Parsing proof scripts, returning meta-information
We'd like to get some intentional information from commands within proof scripts,
especially:
- names of identifiers that are bound
- names of identifiers that are referenced
- positions of declarations/definitions of names
Is it possible to have a
lightweight execution which does not execute proofs
but does calculate name bindings, etc?
Alternatively (or as an interim), we should provide this information during normal processing, when
Proof General can cache it (conceptually or actually, adding it to the
PGIP markup of the source text).
Perhaps the best we can do is provide approximate position information (to the start of
a command) because the syntax is not known. Also binding forms can introduce zero or more
identifiers at once. However, this is a restriction for simple refactorings that we want
to allow, such as renaming. The editor really should have an exact location if it
is going to replace identifiers.
Printing proof scripts
If we had real parse trees for Isar scripts, then we could generate, manipulate and print them to make
Isar source texts.
Applications:
- Larry wants this for constructing scripts containing proofs generated automatically by resolution provers.
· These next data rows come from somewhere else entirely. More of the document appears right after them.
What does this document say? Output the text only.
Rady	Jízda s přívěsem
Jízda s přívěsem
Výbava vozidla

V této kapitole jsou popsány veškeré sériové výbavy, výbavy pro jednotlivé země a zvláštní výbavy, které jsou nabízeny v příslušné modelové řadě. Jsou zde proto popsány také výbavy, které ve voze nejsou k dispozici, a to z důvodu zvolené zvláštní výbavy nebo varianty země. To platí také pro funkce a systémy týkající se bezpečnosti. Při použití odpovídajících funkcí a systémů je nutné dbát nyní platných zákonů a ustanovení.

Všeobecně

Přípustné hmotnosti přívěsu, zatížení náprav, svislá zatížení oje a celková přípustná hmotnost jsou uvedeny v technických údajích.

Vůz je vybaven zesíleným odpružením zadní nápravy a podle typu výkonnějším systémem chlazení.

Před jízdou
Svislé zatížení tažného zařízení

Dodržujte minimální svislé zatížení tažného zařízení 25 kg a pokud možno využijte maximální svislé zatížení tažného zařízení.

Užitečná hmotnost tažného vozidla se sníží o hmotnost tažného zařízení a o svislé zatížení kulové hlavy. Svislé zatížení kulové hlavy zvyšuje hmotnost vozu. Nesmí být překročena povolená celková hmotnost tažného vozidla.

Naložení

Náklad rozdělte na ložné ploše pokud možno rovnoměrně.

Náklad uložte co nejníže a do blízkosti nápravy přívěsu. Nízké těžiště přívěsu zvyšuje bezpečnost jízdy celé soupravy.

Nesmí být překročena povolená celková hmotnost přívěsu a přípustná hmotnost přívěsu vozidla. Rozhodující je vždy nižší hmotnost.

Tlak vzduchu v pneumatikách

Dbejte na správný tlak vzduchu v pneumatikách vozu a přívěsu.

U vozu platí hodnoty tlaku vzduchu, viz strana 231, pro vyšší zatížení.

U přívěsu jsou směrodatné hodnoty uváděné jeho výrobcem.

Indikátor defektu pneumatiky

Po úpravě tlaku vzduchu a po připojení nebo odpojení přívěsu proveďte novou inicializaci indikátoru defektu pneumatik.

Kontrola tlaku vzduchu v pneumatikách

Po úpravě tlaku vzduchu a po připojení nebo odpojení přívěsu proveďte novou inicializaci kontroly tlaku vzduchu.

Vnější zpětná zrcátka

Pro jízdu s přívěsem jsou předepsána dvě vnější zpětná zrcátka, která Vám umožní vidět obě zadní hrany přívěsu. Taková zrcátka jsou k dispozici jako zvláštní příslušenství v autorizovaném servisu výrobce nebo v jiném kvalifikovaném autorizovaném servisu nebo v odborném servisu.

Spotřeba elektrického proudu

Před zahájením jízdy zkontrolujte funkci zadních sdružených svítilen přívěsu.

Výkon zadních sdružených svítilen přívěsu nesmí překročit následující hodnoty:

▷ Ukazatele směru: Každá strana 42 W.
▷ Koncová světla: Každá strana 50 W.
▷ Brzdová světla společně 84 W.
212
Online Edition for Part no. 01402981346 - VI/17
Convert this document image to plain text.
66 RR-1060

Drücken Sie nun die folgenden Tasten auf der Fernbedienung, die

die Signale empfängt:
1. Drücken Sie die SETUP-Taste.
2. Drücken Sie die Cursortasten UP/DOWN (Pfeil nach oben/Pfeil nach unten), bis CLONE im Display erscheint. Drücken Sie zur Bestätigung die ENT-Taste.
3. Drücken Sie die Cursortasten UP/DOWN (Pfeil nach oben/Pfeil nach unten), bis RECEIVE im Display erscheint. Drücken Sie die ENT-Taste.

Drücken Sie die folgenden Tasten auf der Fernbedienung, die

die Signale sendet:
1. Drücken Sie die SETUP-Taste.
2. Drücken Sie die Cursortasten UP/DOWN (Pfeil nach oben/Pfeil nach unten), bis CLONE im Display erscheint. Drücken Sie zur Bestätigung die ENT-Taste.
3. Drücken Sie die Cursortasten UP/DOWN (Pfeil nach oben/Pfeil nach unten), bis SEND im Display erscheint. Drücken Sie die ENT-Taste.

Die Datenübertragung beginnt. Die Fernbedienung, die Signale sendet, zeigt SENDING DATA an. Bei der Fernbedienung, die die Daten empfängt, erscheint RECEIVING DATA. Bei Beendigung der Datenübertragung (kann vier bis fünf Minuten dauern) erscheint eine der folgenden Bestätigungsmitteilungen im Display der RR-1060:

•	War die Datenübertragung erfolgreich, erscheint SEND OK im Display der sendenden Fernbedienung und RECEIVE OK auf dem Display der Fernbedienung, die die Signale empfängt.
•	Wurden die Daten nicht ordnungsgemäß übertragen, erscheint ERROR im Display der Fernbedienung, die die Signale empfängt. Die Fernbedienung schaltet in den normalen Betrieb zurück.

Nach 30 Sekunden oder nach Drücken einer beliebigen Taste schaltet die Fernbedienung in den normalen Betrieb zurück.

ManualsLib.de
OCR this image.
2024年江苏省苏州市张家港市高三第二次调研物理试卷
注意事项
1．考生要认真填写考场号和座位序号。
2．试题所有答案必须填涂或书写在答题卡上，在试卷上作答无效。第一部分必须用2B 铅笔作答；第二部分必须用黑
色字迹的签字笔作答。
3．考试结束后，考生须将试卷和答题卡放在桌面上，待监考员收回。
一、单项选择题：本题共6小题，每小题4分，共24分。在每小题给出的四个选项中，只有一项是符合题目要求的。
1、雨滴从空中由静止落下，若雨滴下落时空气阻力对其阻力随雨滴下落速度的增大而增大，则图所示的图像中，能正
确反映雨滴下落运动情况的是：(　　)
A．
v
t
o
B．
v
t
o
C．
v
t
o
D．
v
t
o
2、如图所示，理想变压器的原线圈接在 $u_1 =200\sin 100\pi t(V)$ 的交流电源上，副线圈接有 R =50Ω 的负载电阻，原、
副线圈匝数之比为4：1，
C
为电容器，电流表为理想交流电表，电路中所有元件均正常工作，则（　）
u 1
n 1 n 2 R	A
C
- Lucas wants this for proof planning. Note that the planning refinement involves a potentially expensive undo-redo cycle where we change the outline "proof sketch". Seems possible to support this wholly in the interface, though.
- David probably needs this for forms of refactoring and proof patterns (similar to Bundy/Dixon's plans to investigate planning in-the-large)
Question: how can we support this kind of thing without having canonical
ways of generating texts? (Possibly: the
opcmd mechanism of the interface)
Annotations in inner syntax
Would be highly desirable to have a way of passing annotations to the print engine.
Annotations are typically used to refer back to abstract syntax.
Alternative/additionally: if we can manipulate that abstract syntax directly via a special
"raw term" print mode parser, we may recover
a robust input syntax. This could be used by the interface to construct
terms to send to Isabelle, e.g. to make instantiations or to search for matching
theorems. However the "raw term" mode probably wouldn't be desirable for
inclusion in source scripts.
Cf Matita design for bidirectional transformations between view and source.
They describe "three formats": content level [semantics], presentation level [MathML], interchange level [XML].